WASHINGTON -- Manipulating the government's monthly unemployment report is impossible because of the large number of people -- mostly civil servants and not political appointees -- involved in compiling the data, said the former commissioner of the Bureau of Labor Statistics.
"I think it would be impossible to really manipulate the numbers," said Keith Hall, who served from 2008 to 2012 as commissioner of the independent statistical agency, which produces the report. "People shouldn't think at all there is any bias in the numbers. If you wanted to try to mess with these numbers, you are talking a very difficult thing. It almost certainly would ... be next to impossible."
A drop of three-tenths of a percentage point in the jobless rate wasn't unusual, Hall said, and any smaller change isn't considered statistically significant.
On the face of it, there was nothing untoward in the numbers. The number of people who reported that they were employed -- 873,000 as measured in the household survey -- rose by a large number over the number of people who reported that they were unemployed during the month, 456,000. In September, 12.1 million Americans reported that they were jobless.
Hall, who was appointed by former President George W. Bush and served through much of the Obama administration, said BLS commissioner is a nonpolitical position. The commissioner serves a four-year term and is not replaced by an incoming president, as the heads of Cabinet departments and other agencies are.
"I feel like I'm a certified economic geek rather than a political person," said Hall, who is a senior research fellow at the Mercatus Center at George Mason University.
During his four years as commissioner of the BLS, which is part of the Labor Department, Hall said he was never asked by the Bush or Obama White House to change any data.

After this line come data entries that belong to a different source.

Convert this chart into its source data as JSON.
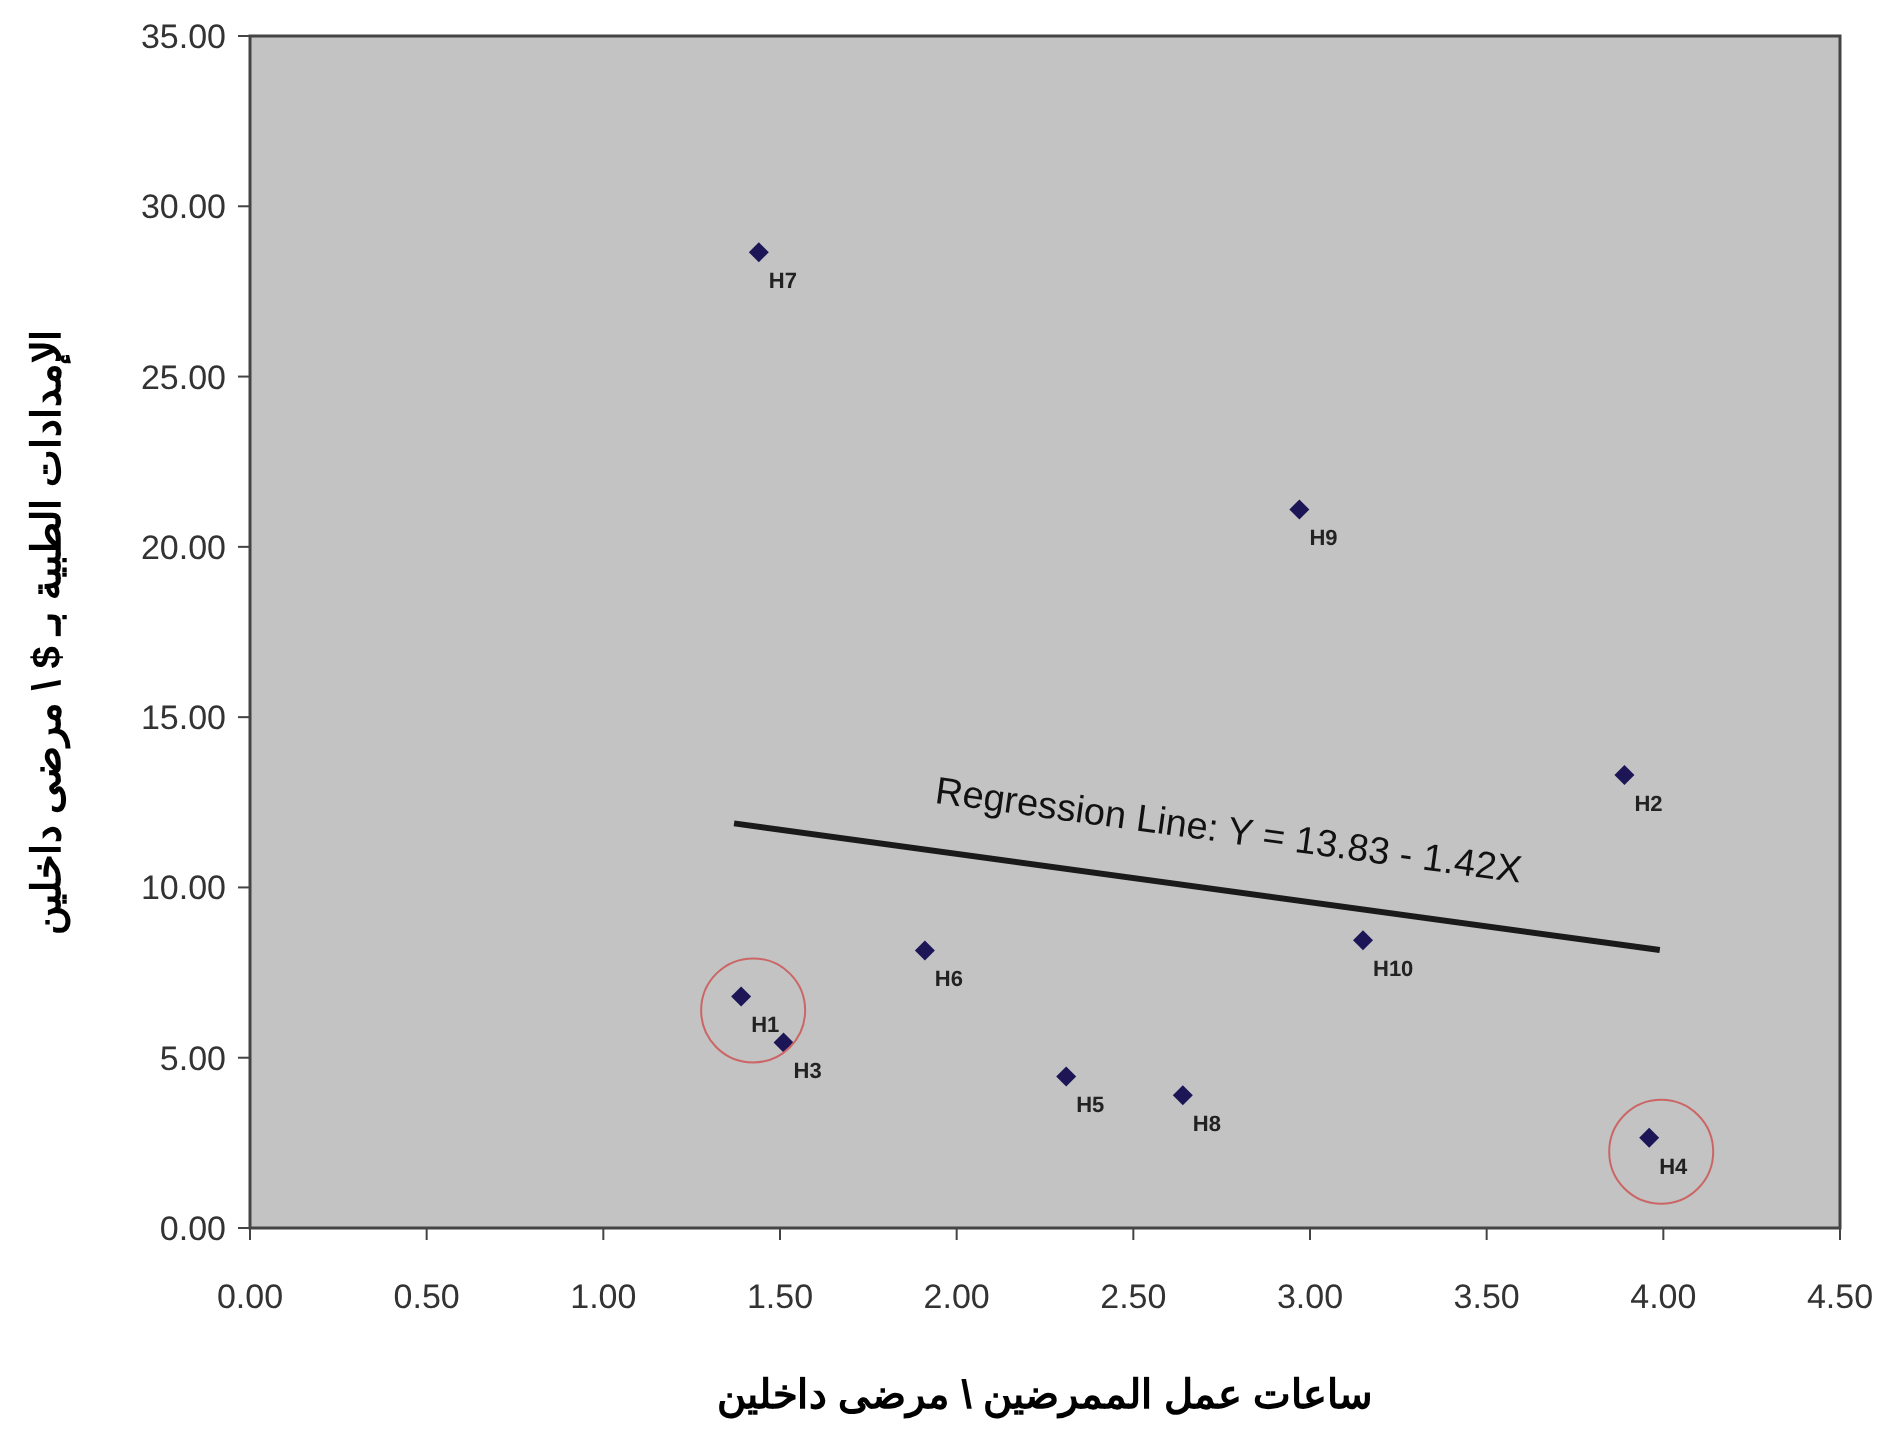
{
  "chart_data": {
    "type": "scatter",
    "xlabel": "ساعات عمل الممرضين \\ مرضى داخلين",
    "ylabel": "الإمدادات الطبية بـ $ \\ مرضى داخلين",
    "x": [
      1.39,
      3.89,
      1.51,
      3.96,
      2.31,
      1.91,
      1.44,
      2.64,
      2.97,
      3.15
    ],
    "series": [
      {
        "color": "#1c1657",
        "marker": "diamond",
        "values": [
          6.8,
          13.3,
          5.45,
          2.65,
          4.45,
          8.15,
          28.65,
          3.9,
          21.1,
          8.45
        ]
      },
      {
        "type": "line",
        "name": "Regression Line: Y = 13.83 - 1.42X",
        "color": "#1a1a1a",
        "x": [
          1.37,
          3.99
        ],
        "values": [
          11.88,
          8.16
        ]
      }
    ],
    "line_style": "solid",
    "grid": false,
    "xlim": [
      0,
      4.5
    ],
    "ylim": [
      0,
      35
    ],
    "xticks": [
      {
        "value": 0,
        "label": "0.00"
      },
      {
        "value": 0.5,
        "label": "0.50"
      },
      {
        "value": 1,
        "label": "1.00"
      },
      {
        "value": 1.5,
        "label": "1.50"
      },
      {
        "value": 2,
        "label": "2.00"
      },
      {
        "value": 2.5,
        "label": "2.50"
      },
      {
        "value": 3,
        "label": "3.00"
      },
      {
        "value": 3.5,
        "label": "3.50"
      },
      {
        "value": 4,
        "label": "4.00"
      },
      {
        "value": 4.5,
        "label": "4.50"
      }
    ],
    "yticks": [
      {
        "value": 0,
        "label": "0.00"
      },
      {
        "value": 5,
        "label": "5.00"
      },
      {
        "value": 10,
        "label": "10.00"
      },
      {
        "value": 15,
        "label": "15.00"
      },
      {
        "value": 20,
        "label": "20.00"
      },
      {
        "value": 25,
        "label": "25.00"
      },
      {
        "value": 30,
        "label": "30.00"
      },
      {
        "value": 35,
        "label": "35.00"
      }
    ],
    "annotations": [
      {
        "text": "H1",
        "x": 1.39,
        "y": 6.8
      },
      {
        "text": "H2",
        "x": 3.89,
        "y": 13.3
      },
      {
        "text": "H3",
        "x": 1.51,
        "y": 5.45
      },
      {
        "text": "H4",
        "x": 3.96,
        "y": 2.65
      },
      {
        "text": "H5",
        "x": 2.31,
        "y": 4.45
      },
      {
        "text": "H6",
        "x": 1.91,
        "y": 8.15
      },
      {
        "text": "H7",
        "x": 1.44,
        "y": 28.65
      },
      {
        "text": "H8",
        "x": 2.64,
        "y": 3.9
      },
      {
        "text": "H9",
        "x": 2.97,
        "y": 21.1
      },
      {
        "text": "H10",
        "x": 3.15,
        "y": 8.45
      }
    ]
  }
}
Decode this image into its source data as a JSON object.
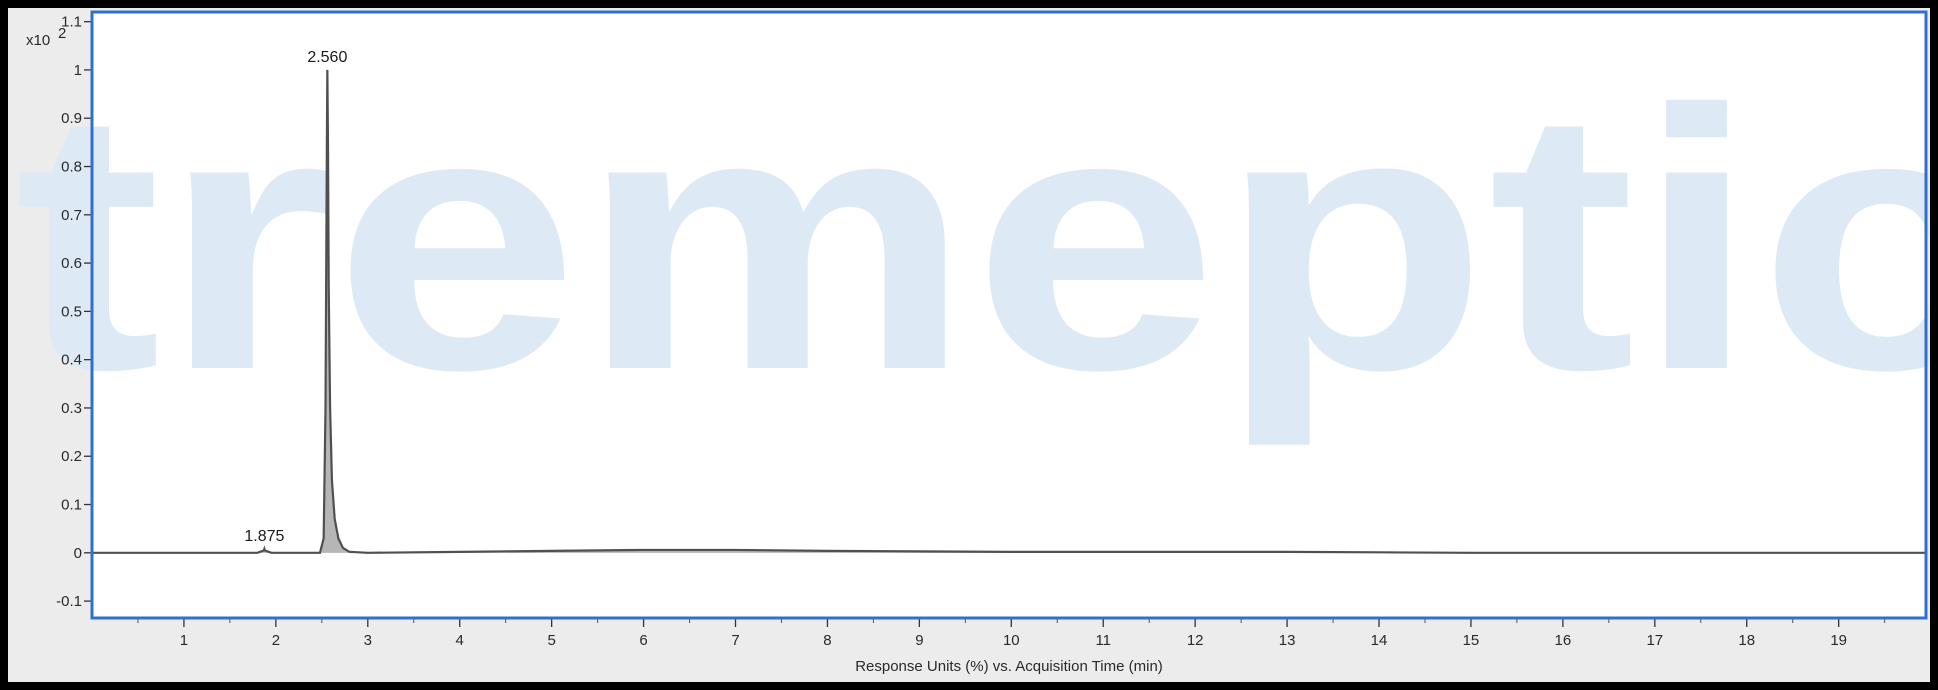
{
  "chart_data": {
    "type": "line",
    "y_multiplier_label": "x10",
    "y_multiplier_exponent": "2",
    "xlabel": "Response Units (%) vs. Acquisition Time (min)",
    "ylabel": "",
    "xlim": [
      0,
      19.95
    ],
    "ylim": [
      -0.135,
      1.12
    ],
    "x_ticks": [
      1,
      2,
      3,
      4,
      5,
      6,
      7,
      8,
      9,
      10,
      11,
      12,
      13,
      14,
      15,
      16,
      17,
      18,
      19
    ],
    "y_ticks": [
      -0.1,
      0,
      0.1,
      0.2,
      0.3,
      0.4,
      0.5,
      0.6,
      0.7,
      0.8,
      0.9,
      1,
      1.1
    ],
    "grid": false,
    "series": [
      {
        "x": [
          0,
          1.0,
          1.8,
          1.87,
          1.875,
          1.88,
          1.95,
          2.3,
          2.48,
          2.52,
          2.54,
          2.555,
          2.56,
          2.567,
          2.575,
          2.59,
          2.61,
          2.64,
          2.68,
          2.73,
          2.8,
          3.0,
          4.0,
          5.0,
          6.0,
          7.0,
          8.0,
          9.0,
          10.0,
          11.0,
          12.0,
          13.0,
          14.0,
          15.0,
          16.0,
          17.0,
          18.0,
          19.0,
          19.95
        ],
        "y": [
          0,
          0,
          0,
          0.005,
          0.008,
          0.005,
          0,
          0,
          0,
          0.03,
          0.3,
          0.85,
          1.0,
          0.85,
          0.55,
          0.3,
          0.15,
          0.07,
          0.03,
          0.01,
          0.002,
          0,
          0.002,
          0.004,
          0.006,
          0.006,
          0.004,
          0.003,
          0.002,
          0.002,
          0.002,
          0.002,
          0.001,
          0.0,
          0.0,
          0.0,
          0.0,
          0.0,
          0.0
        ]
      }
    ],
    "annotations": [
      {
        "x": 2.56,
        "y": 1.0,
        "text": "2.560"
      },
      {
        "x": 1.875,
        "y": 0.008,
        "text": "1.875"
      }
    ],
    "watermark": "tremeptic",
    "colors": {
      "trace": "#505050",
      "fill": "#7a7a7a",
      "plot_border": "#2f6fd1",
      "frame_bg": "#ececec",
      "plot_bg": "#ffffff",
      "watermark": "#dde9f4"
    }
  }
}
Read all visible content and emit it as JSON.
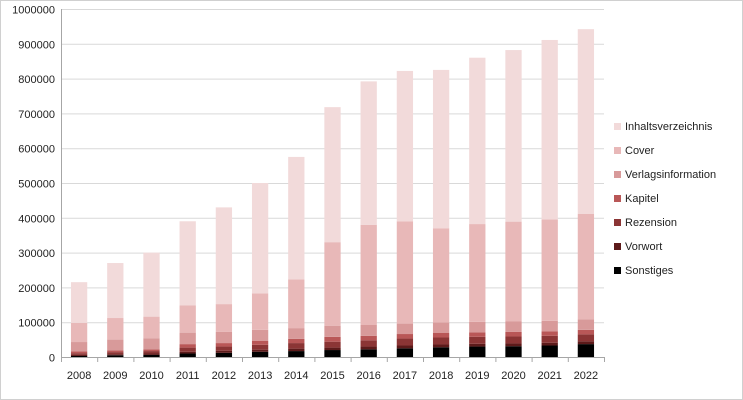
{
  "chart_data": {
    "type": "bar",
    "stacked": true,
    "categories": [
      "2008",
      "2009",
      "2010",
      "2011",
      "2012",
      "2013",
      "2014",
      "2015",
      "2016",
      "2017",
      "2018",
      "2019",
      "2020",
      "2021",
      "2022"
    ],
    "ylim": [
      0,
      1000000
    ],
    "yticks": [
      0,
      100000,
      200000,
      300000,
      400000,
      500000,
      600000,
      700000,
      800000,
      900000,
      1000000
    ],
    "ytick_labels": [
      "0",
      "100000",
      "200000",
      "300000",
      "400000",
      "500000",
      "600000",
      "700000",
      "800000",
      "900000",
      "1000000"
    ],
    "grid": true,
    "legend_position": "right",
    "series": [
      {
        "name": "Sonstiges",
        "color": "#000000",
        "values": [
          3000,
          5000,
          6000,
          10000,
          12000,
          15000,
          17000,
          20000,
          22000,
          25000,
          28000,
          30000,
          31000,
          33000,
          37000
        ]
      },
      {
        "name": "Vorwort",
        "color": "#5c1a1a",
        "values": [
          3000,
          3000,
          4000,
          5000,
          6000,
          6000,
          7000,
          7000,
          8000,
          8000,
          8000,
          8000,
          8000,
          8000,
          8000
        ]
      },
      {
        "name": "Rezension",
        "color": "#8b3535",
        "values": [
          5000,
          6000,
          7000,
          12000,
          12000,
          14000,
          16000,
          17000,
          18000,
          20000,
          20000,
          20000,
          20000,
          20000,
          20000
        ]
      },
      {
        "name": "Kapitel",
        "color": "#b95757",
        "values": [
          5000,
          5000,
          5000,
          10000,
          10000,
          11000,
          12000,
          14000,
          13000,
          13000,
          13000,
          13000,
          13000,
          13000,
          13000
        ]
      },
      {
        "name": "Verlagsinformation",
        "color": "#d89a9a",
        "values": [
          27000,
          31000,
          32000,
          33000,
          32000,
          32000,
          31000,
          32000,
          31000,
          30000,
          30000,
          30000,
          30000,
          30000,
          30000
        ]
      },
      {
        "name": "Cover",
        "color": "#e8b8b8",
        "values": [
          55000,
          62000,
          62000,
          78000,
          80000,
          105000,
          140000,
          240000,
          288000,
          294000,
          271000,
          281000,
          287000,
          291000,
          303000
        ]
      },
      {
        "name": "Inhaltsverzeichnis",
        "color": "#f2dada",
        "values": [
          117000,
          158000,
          184000,
          242000,
          278000,
          317000,
          352000,
          388000,
          412000,
          432000,
          455000,
          478000,
          493000,
          516000,
          531000
        ]
      }
    ],
    "legend_order": [
      "Inhaltsverzeichnis",
      "Cover",
      "Verlagsinformation",
      "Kapitel",
      "Rezension",
      "Vorwort",
      "Sonstiges"
    ]
  }
}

The unemployment rate is calculated differently than the monthly job-growth figure. To determine the rate, Census Bureau employees survey about 50,000 people each month -- mostly over the phone but sometimes in person -- to determine if they are employed, Hall said.
Dozens, if not hundreds, of people are involved in collecting the data and compiling it, he said.
The household survey data are more volatile than the monthly payroll figures on job growth, which are compiled from about 400,000 businesses, he said.
But the household survey can be an early indicator of changes in the jobs market because it can take a while for new businesses to be included in the payroll survey.
"At turning points, sometimes the household survey turns a little quicker than the payroll survey does," Hall said. "It doesn't mean it doesn't give out false signals."